Atticus perked up. “Hawaiian pizza?”

“Pizza? Again?”

It was the third night in a row.

“We can do something else if you want,” Atticus said, but Jake could hear the disappointment in his voice.

Jake shrugged. “No, pizza is good. I’ll go order it online.”

“Then can we call Mom? We promised to check in,” Atticus suggested.

Atticus tried to hide it, but Jake could see his lip was trembling. His little brother didn’t want to call to let his mom know that he was okay. He needed to call to know that
she
was okay.

Jake didn’t trust his voice, so he just nodded.
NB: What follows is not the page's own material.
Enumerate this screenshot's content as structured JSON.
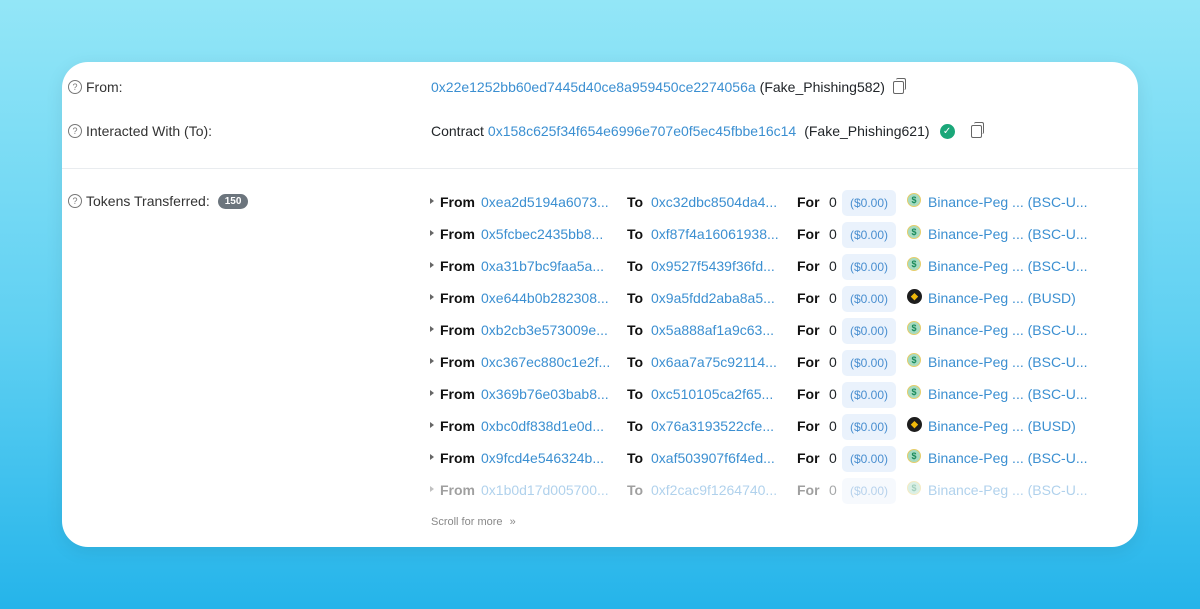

He remembered when Dad had first pulled him aside to tell him why Astrid was looking so tired, why she had dropped out of her tennis league and was napping all the time. His father’s voice had come out ragged and whispery, like something had clamped down on his vocal cords.
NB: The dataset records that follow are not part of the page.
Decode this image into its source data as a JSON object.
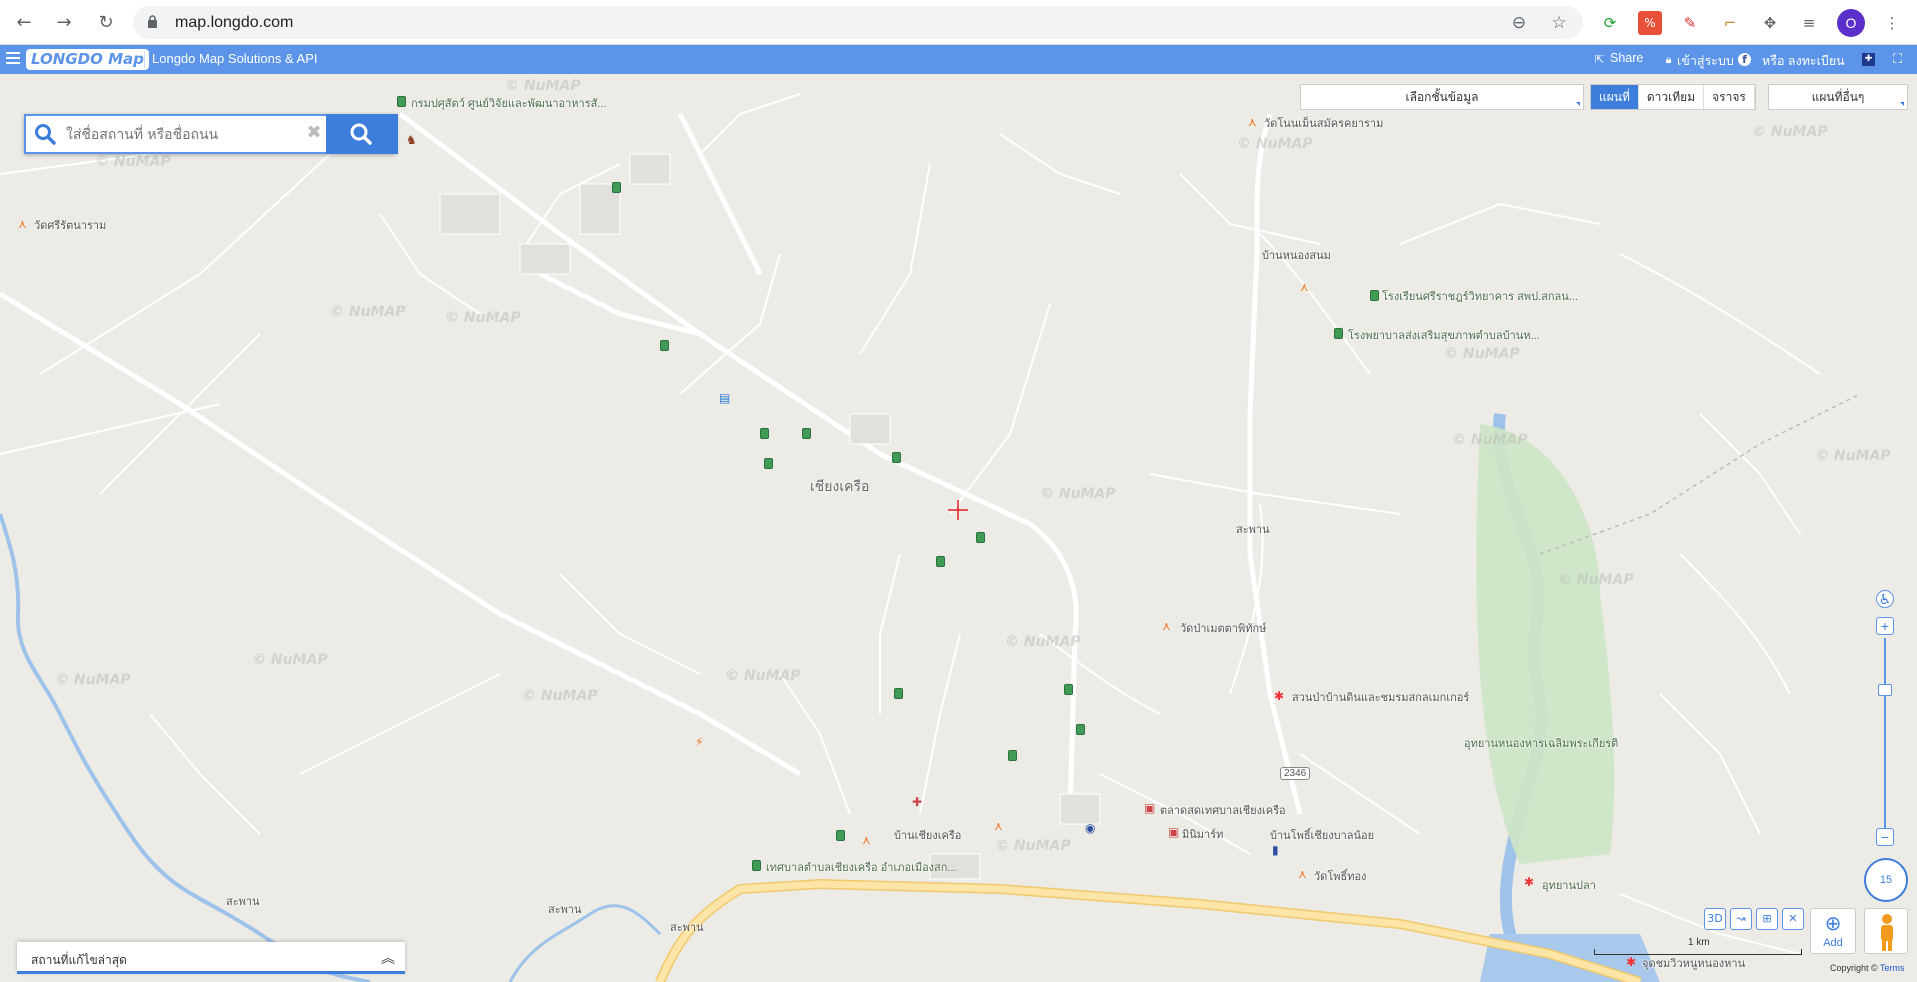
{
  "browser": {
    "url": "map.longdo.com",
    "profile_initial": "O"
  },
  "app": {
    "logo": "LONGDO Map",
    "title": "Longdo Map Solutions & API",
    "share": "Share",
    "login": "เข้าสู่ระบบ",
    "or_register": "หรือ ลงทะเบียน"
  },
  "search": {
    "placeholder": "ใส่ชื่อสถานที่ หรือชื่อถนน"
  },
  "layers": {
    "select_label": "เลือกชั้นข้อมูล",
    "tabs": [
      "แผนที่",
      "ดาวเทียม",
      "จราจร"
    ],
    "active_tab": "แผนที่",
    "other_maps": "แผนที่อื่นๆ"
  },
  "map": {
    "watermark": "© NuMAP",
    "places": {
      "p1": "กรมปศุสัตว์ ศูนย์วิจัยและพัฒนาอาหารสั...",
      "p2": "วัดศรีรัตนาราม",
      "p3": "เชียงเครือ",
      "p4": "บ้านหนองสนม",
      "p5": "โรงเรียนศรีราชฎร์วิทยาคาร สพป.สกลน...",
      "p6": "โรงพยาบาลส่งเสริมสุขภาพตำบลบ้านห...",
      "p7": "วัดโนนเม็นสมัครคยาราม",
      "p8": "สะพาน",
      "p9": "วัดป่าเมตตาพิทักษ์",
      "p10": "สวนป่าบ้านดินและชมรมสกลเมกเกอร์",
      "p11": "อุทยานหนองหารเฉลิมพระเกียรติ",
      "p12": "2346",
      "p13": "ตลาดสดเทศบาลเชียงเครือ",
      "p14": "มินิมาร์ท",
      "p15": "บ้านเชียงเครือ",
      "p16": "บ้านโพธิ์เชียงบาลน้อย",
      "p17": "เทศบาลตำบลเชียงเครือ อำเภอเมืองสก...",
      "p18": "วัดโพธิ์ทอง",
      "p19": "อุทยานปลา",
      "p20": "สะพาน",
      "p21": "สะพาน",
      "p22": "สะพาน",
      "p23": "จุดชมวิวหนูหนองหาน"
    }
  },
  "controls": {
    "zoom_level": "15",
    "tools": [
      "3D"
    ],
    "add_label": "Add",
    "scale_label": "1 km",
    "copyright": "Copyright ©",
    "terms": "Terms"
  },
  "recent": {
    "label": "สถานที่แก้ไขล่าสุด"
  },
  "colors": {
    "accent": "#5b94e8",
    "accent_dark": "#3d7edc",
    "highway": "#fce5a7",
    "water": "#a9c9ec",
    "park": "#cde5c4"
  }
}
Now Jake’s voice was threatening to do the same thing, and he couldn’t let Atticus hear that. The kid was already teetering on the edge. It was Jake’s job to keep him from losing it entirely.

It was just a matter of time before his whole world unraveled.

 

Dan Cahill nearly spilled his Twizzlers as he tried to walk down the sidewalk and open two packets at the same time. Lately he liked to wrap a red one around a black one and eat them together. It was just like the rest of his life — the normal version just wasn’t enough anymore.
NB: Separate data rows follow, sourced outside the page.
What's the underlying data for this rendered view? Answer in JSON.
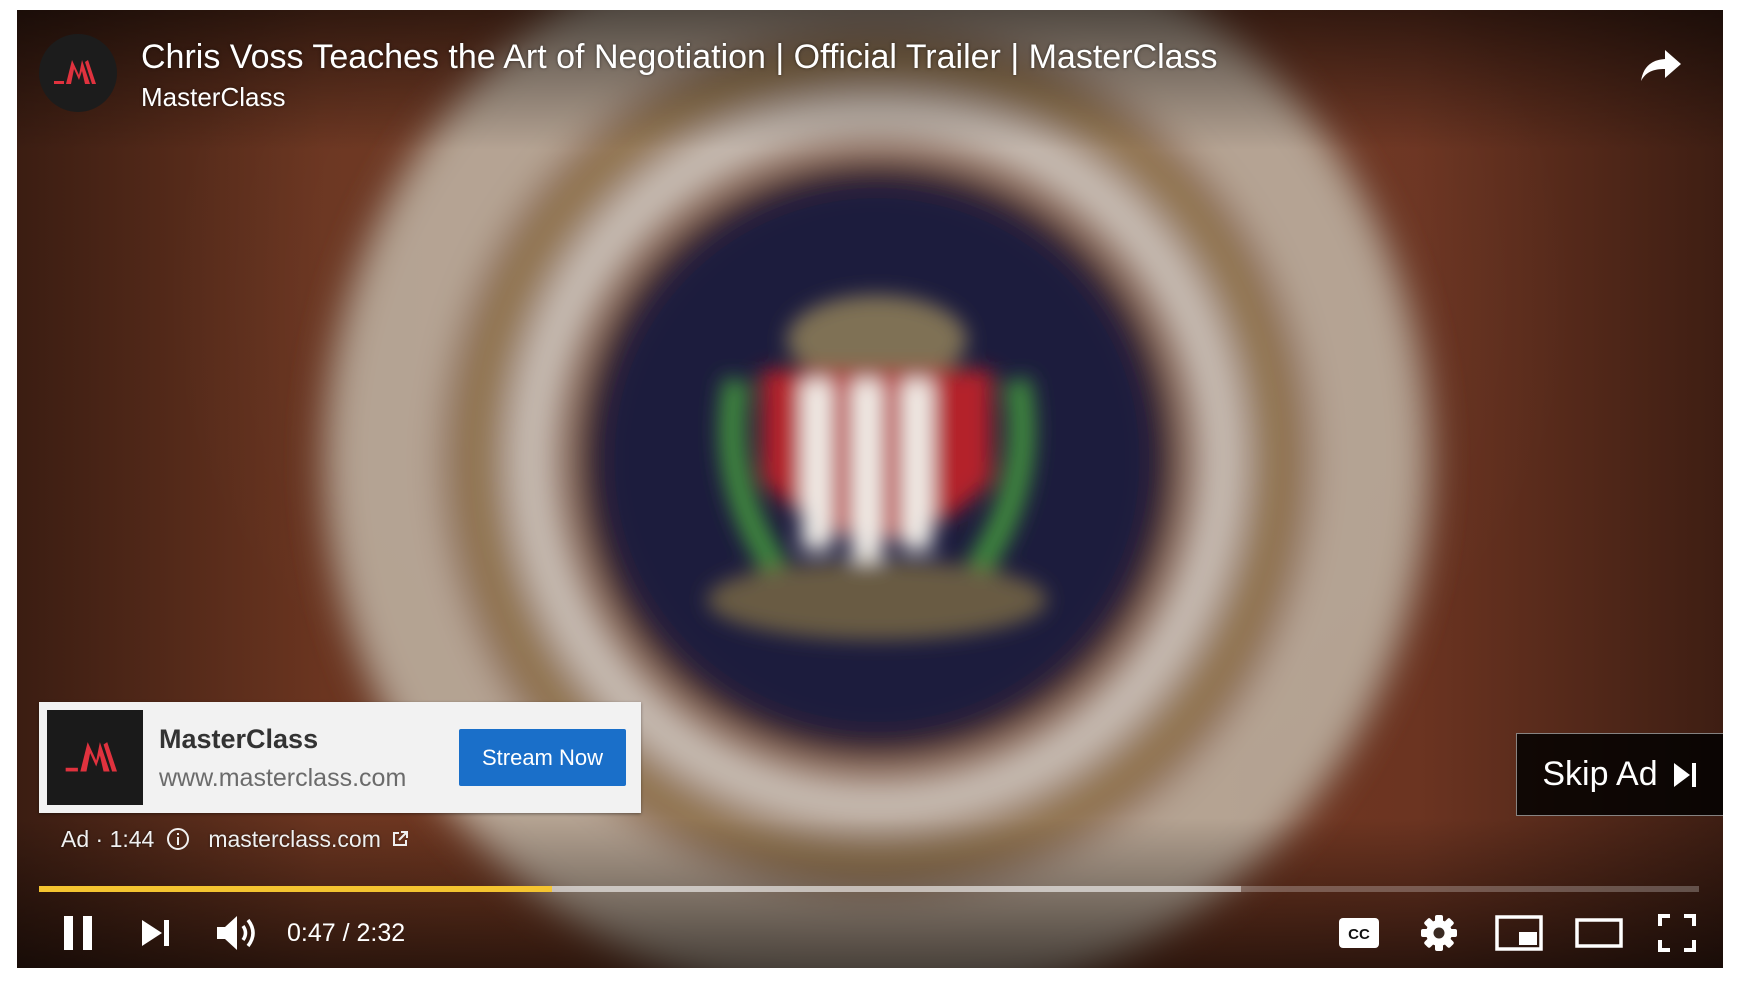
{
  "video": {
    "title": "Chris Voss Teaches the Art of Negotiation | Official Trailer | MasterClass",
    "channel": "MasterClass",
    "share_icon": "share-arrow-icon",
    "channel_logo_icon": "masterclass-logo-icon"
  },
  "ad": {
    "advertiser": "MasterClass",
    "display_url": "www.masterclass.com",
    "cta_label": "Stream Now",
    "ad_label": "Ad · 1:44",
    "domain_link": "masterclass.com",
    "skip_label": "Skip Ad"
  },
  "playback": {
    "current_time": "0:47",
    "separator": " / ",
    "duration": "2:32",
    "played_fraction": 0.309,
    "buffered_fraction": 0.724
  },
  "controls": {
    "icons": [
      "pause-icon",
      "next-icon",
      "volume-icon",
      "captions-icon",
      "settings-icon",
      "miniplayer-icon",
      "theater-mode-icon",
      "fullscreen-icon"
    ]
  },
  "colors": {
    "progress": "#f4c430",
    "cta_button": "#1a6fc9",
    "brand_red": "#e0323e"
  }
}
The truth was that he’d almost stolen the Twizzlers. Ever since he had taken lessons from Lightfinger Larry in safecracking and pocket-picking, Dan had these urges. He wanted to steal something, just for the thrill. He didn’t mind paying, and he didn’t want to hurt the guy who owned the store. But he was just so
bored
.

Less than two years ago, Dan Cahill had been a regular kid, and his biggest excitement had been seeing how many Slurpees he could down in a five-minute period. But that had all changed at his grandmother Grace’s funeral, when Dan and his older sister, Amy, had learned something that shattered their world.

They were members of the most influential family history had ever known, a family whose members included everyone from Mozart to Annie Oakley. And throughout the Cahills’ storied past, its rival branches had lied, stolen, and even murdered — all to find 39 Clues that were the key to the family’s secret power.

Grace’s funeral had sparked a final chase around the world for the Clues, engineered to bring the feuding branches together. In the end Dan and Amy collected all of the Clues but chose not to use them, leaving their secret locked in Dan’s photographic memory.

Though Grace’s dying wish had been for the hunt to usher in a new era of Cahill cooperation, Dan still couldn’t stop himself from longing for the familiar high of outsmarting the other branches. At the time every moment had been terrifying, but now everything he did seemed dreary and colorless in comparison.